Marty Elkins is the most effective purveyor of 1920s and '30s swing vocals recording today. Her previous Hegel Meyer recordings, Fuse Blues (2000) and Walkin' By the River (2016) display both a fixed yet evolutionary direction in American Songbook interpretation. These are no sepia-toned, nostalgic performances any more than they are too-cute reimaginings of songs having no business being reimagined. The present Fat Daddy continues Elkins showcase of old songs presented progressively and respectfully, revealing the deep and fertile nature of American Song. Supported by the likes of guitarist James Chirillo, trumpeter Jon-Erik Kellso, and keyboardist Joel Diamond (all old Nagel Heyer hands), Elkins rips the gospel guts from "On Revival Day" and remakes "Cow Cow Boogie" in her own image. As long as the American Songbook exists, Marty Elkins need be there to interpret it for us.

Christine Hitt
Magical Kite
Self Produced

Twenty Years ago, I reviewed Christine Hitt's MAXJAZZ release, You'd Be So Nice to Come Home To (1999).
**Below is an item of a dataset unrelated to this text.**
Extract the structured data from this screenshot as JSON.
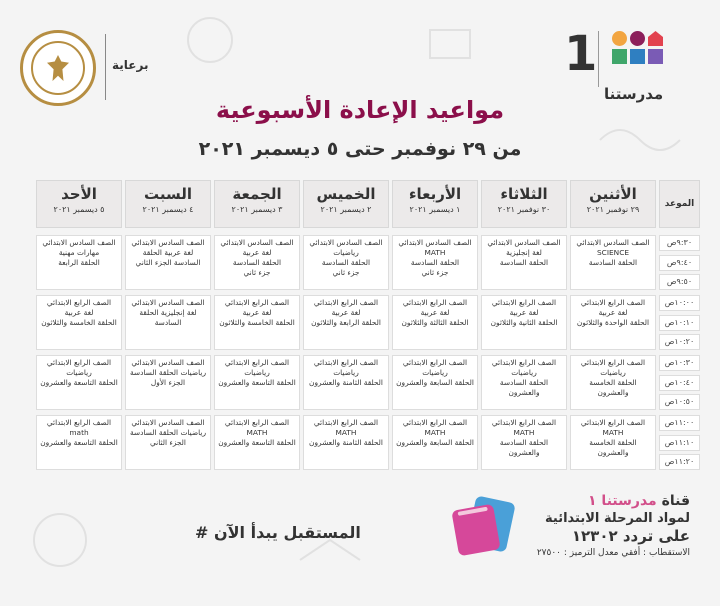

Listening to it again makes me wonder what Hitt has been doing in the meantime. It does not take long to figure that out. Besides teaching, Hitt was raising a family, two of the members appearing on her self-produced recording Magical Kite. Hitt purposely assembled a band that includes pianists John Beasley and Geoff Keezer (who also produced the recording), son Eric Hitt on bass, and drummers Jeff Hamilton and Gene Coye. Ubiquitous saxophonist Bob Sheppard adds his seasoning to an eclectic collection of the old (Charlie Parker's "Yardbird Suite") and the new (Dan Fogelberg's "Believe in Me"). MAXJAZZ alum Erin Bode joins Hitt on her original title piece, defining perfectly what Hitt has been doing the last 20 years...growing, teaching, singing, living.